By Claudia Larsen
In your wildflower garden this fall, the butterflies, bees and wasps are still busy gathering nectar and preparing for migration or dormancy. Goldenrods, asters, dotted horsemint, liatris, meadow beauty and Indian paintbrush are in their glory now.
|Dotted horsemint (Monarda punctata) Photo/Tom Drake|
Native grasses also peak this time of year, exploding with displays of white to pink seed heads. At different times of day the sunlight makes these grasses take on a special glow, and a gentle breeze is all it takes to create a dancing, swaying motion in the garden.
Ironweed blooms early in fall with its bright purple flower heads. Later, the flowers form seed heads that expand into white puffs. Look closely to see the feathery white pappus that will carry small, dark seeds to new homes in the dirt.

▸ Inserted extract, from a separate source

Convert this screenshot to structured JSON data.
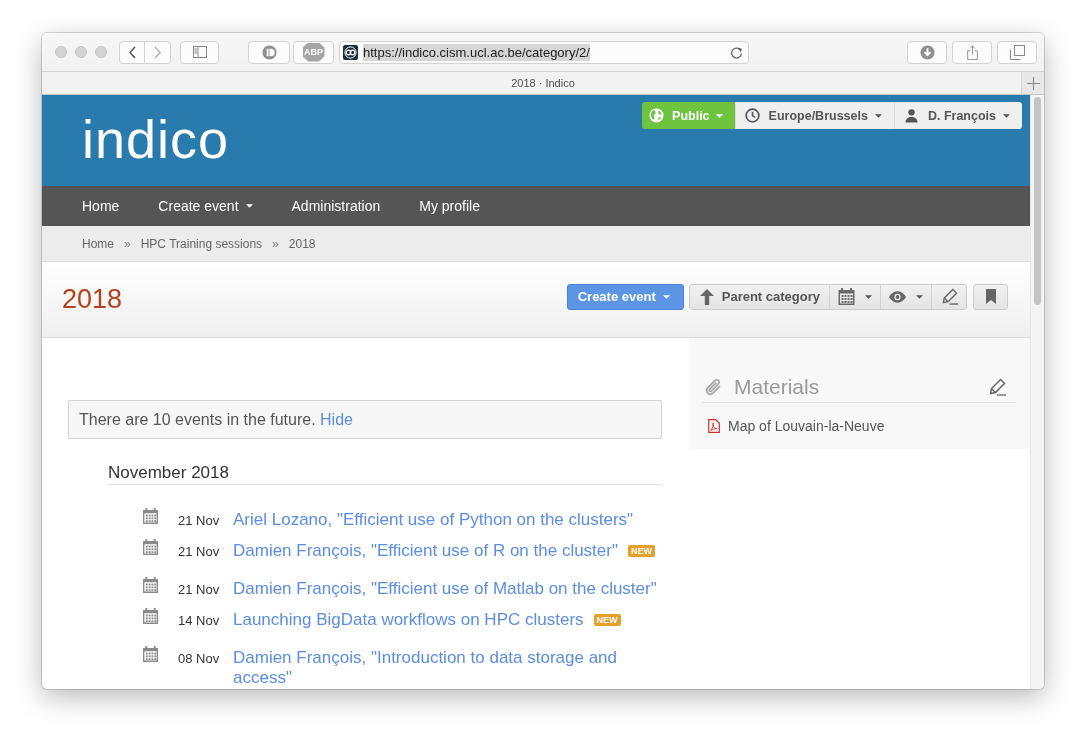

There are many such interesting seeds dispersal mechanisms to be seen in the fall – exploding capsules, interesting pea-like pods, papery husks and spiny seed globes. Think about what the flower looked like prior to forming its seed, and you will truly marvel at nature.

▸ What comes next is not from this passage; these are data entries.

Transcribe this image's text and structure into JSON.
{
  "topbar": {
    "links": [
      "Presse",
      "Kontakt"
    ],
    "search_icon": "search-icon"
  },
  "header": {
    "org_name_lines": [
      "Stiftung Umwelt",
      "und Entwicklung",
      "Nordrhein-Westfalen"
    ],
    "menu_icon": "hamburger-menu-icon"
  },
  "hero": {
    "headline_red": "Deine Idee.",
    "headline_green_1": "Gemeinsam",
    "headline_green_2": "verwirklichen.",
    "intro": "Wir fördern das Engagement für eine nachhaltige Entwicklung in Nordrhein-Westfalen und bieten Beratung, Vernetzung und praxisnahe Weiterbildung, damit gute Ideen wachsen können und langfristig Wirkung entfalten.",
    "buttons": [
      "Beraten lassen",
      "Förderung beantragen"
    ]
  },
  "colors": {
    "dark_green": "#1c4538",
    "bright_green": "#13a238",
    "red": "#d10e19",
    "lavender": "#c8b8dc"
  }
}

To collect seed from your wildflower garden, check the flower stalk for seed development. Seeds are mature when they become dark brown and hard or are easily removed from their seed vessel. Dry seeds for several days in paper bags before sowing or storing.
Here are some other fall garden jobs to get done as summer heat begins to wane:
- Remove unwanted grasses, vines or plants that invaded or colonized during summer.
- Remove dead stems and foliage. (Remember, however, there may be beneficial larva or eggs overwintering there and that small birds eat from seed heads.)
- Some areas of your wildflower garden may benefit from a light layer of pine needles or composted or chopped leaves to deter unwanted weeds. However, it’s fine to have bare soil in your garden.
- If needed, cut herbaceous shrubs and sprawling wildflower forms to 1/3 their size.
- Collect mature wildflower seeds from garden plants.
- Sow wildflower seed in bare areas for flowers next spring.
Claudia Larsen’s wildflower garden is in Micanopy, where she grows many North-Central Florida wildflowers.